In RPC or RGC transplantation, cell viability and phenotype maintenance are the first objectives, while the second target is cell grafting into the target tissue. It is relatively usual in clinical and research practice to inject cells suspended in buffered liquid media (e.g., PBS) in the vitreal
[42] or in the subretinal regions
[43]. However, the shear stress that these cells suffer reduces their viability, as shown by Dromel et al.

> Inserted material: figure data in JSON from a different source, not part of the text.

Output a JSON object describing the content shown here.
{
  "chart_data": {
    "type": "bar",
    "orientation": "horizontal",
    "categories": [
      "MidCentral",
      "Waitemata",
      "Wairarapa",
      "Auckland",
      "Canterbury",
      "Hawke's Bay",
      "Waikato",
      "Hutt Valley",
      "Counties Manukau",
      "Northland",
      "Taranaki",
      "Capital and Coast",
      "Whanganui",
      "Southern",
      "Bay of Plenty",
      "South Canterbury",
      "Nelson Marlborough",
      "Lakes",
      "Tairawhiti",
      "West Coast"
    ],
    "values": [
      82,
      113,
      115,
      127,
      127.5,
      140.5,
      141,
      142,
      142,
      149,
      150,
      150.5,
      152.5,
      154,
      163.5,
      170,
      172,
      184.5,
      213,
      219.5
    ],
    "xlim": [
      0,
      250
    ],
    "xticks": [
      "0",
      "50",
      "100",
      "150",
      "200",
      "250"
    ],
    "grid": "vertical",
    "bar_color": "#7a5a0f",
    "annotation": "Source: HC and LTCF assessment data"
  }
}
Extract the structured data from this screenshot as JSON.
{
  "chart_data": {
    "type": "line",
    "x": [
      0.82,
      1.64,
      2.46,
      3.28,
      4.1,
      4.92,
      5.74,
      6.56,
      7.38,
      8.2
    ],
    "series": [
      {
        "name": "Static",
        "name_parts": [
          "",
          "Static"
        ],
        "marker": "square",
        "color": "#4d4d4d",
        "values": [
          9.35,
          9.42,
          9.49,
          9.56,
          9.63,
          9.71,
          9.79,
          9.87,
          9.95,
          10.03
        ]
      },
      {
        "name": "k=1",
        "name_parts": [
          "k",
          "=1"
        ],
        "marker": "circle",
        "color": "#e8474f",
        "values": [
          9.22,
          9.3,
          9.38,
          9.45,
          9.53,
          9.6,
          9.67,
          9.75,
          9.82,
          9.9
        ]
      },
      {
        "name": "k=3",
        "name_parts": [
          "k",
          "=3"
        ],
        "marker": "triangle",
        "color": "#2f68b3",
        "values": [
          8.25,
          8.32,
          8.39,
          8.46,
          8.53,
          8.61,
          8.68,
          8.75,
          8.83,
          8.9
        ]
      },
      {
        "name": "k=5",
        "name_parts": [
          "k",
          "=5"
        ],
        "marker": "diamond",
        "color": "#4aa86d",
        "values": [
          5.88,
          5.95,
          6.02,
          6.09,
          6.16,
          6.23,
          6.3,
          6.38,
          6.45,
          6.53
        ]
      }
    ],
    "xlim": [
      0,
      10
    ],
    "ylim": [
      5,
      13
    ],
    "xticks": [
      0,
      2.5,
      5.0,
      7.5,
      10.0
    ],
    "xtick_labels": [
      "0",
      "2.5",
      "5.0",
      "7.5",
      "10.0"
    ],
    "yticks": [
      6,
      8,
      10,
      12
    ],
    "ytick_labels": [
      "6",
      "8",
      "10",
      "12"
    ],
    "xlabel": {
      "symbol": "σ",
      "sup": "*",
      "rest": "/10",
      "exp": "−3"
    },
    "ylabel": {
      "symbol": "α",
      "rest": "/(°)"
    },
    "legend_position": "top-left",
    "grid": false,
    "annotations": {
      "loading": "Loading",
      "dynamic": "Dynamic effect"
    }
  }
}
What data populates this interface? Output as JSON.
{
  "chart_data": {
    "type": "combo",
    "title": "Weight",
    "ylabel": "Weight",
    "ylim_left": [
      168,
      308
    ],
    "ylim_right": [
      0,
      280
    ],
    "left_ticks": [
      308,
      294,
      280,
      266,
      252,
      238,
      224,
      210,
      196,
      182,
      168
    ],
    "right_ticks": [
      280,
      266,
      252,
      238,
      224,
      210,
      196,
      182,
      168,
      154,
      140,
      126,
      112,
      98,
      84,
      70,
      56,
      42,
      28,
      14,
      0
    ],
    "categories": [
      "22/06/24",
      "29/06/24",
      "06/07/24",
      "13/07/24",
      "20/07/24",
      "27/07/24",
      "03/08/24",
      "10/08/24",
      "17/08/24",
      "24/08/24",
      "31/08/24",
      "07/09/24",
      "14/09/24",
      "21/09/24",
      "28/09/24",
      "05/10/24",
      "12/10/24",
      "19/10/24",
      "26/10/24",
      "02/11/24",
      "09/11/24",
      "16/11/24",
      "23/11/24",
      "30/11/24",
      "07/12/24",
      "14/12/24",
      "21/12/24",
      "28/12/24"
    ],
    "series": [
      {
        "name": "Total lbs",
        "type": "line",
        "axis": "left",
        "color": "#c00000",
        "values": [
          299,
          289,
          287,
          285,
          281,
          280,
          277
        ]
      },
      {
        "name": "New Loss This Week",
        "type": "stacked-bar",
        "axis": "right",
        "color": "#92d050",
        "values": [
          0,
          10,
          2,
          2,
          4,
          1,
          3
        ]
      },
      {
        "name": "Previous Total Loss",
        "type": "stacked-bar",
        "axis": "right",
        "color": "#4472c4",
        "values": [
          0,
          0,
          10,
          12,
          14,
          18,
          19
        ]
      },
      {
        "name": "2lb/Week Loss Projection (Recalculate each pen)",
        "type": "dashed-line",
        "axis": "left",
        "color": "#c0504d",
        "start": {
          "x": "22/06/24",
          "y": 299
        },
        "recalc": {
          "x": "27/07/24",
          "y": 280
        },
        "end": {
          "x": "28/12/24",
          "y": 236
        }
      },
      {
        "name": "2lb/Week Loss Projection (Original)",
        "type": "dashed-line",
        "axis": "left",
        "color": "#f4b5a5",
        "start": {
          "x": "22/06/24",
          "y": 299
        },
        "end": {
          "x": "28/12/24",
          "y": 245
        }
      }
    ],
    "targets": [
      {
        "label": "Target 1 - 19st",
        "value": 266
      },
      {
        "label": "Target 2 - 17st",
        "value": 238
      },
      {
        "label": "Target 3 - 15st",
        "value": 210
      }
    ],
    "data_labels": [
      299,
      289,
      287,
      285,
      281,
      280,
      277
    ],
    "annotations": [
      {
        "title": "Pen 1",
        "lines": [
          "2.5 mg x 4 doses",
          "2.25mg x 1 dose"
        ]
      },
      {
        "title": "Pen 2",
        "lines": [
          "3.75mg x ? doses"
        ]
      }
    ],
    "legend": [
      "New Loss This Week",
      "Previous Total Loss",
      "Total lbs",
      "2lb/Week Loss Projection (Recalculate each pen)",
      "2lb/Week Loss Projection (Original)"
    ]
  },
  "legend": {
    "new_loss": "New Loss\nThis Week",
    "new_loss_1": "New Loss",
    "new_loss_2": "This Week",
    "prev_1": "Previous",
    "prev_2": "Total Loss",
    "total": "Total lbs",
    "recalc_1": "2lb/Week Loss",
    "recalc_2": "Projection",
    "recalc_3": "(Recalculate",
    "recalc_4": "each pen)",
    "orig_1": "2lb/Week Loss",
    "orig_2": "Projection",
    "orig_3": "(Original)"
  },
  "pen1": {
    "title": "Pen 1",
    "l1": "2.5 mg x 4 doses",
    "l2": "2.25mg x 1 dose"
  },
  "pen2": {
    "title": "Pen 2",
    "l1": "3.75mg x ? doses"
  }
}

[44]. These authors compared the viability of hRPCs when injected with a 31-gauge needle after being suspended in PBS and after their encapsulation in a hydroxyphenyl propionic acid–gelatin gel (Gtn-HPA) that was enzymatically crosslinked in vivo, on site, after transplantation. Both the suspended and encapsulated RPCs were injected into the sub-retinal eye space of several rats, with a higher number of living engrafted cells and less immune response observed when delivered using the Gtn-HPA gel. This protection also resulted in higher cell viability and proliferation, lower apoptosis, and phenotype maintenance. Gtn-HPA gels appear to be fine vehicles for RPC transplantation as these gels can be crosslinked in situ through the use of small quantities of horseradish peroxidase (HRP) and hydrogen peroxide, showing similar cell survival rates when compared to 2D in vitro controls
[44]. Gtn-HPA and HA-Tyr (hyaluronic acid-tyramine) hydrogels, when mixed, are physically and chemically similar to the vitreous and can be crosslinked by HRP-H
2O
2 chemistry in situ after injection, facilitating RGC attachment to the inner limiting membrane (ILM) of the retina. Dromel et al. compared the pure gels and their combinations at diverse rates, creating interpenetrating Gtn-HPA/HA-Tyr networks that helped RGCs to engraft to the ILM and connect to the optic nerve by extending long axons. Still, even though the Evans rats used in the study remained healthy, functional and behavioral tests need to be performed.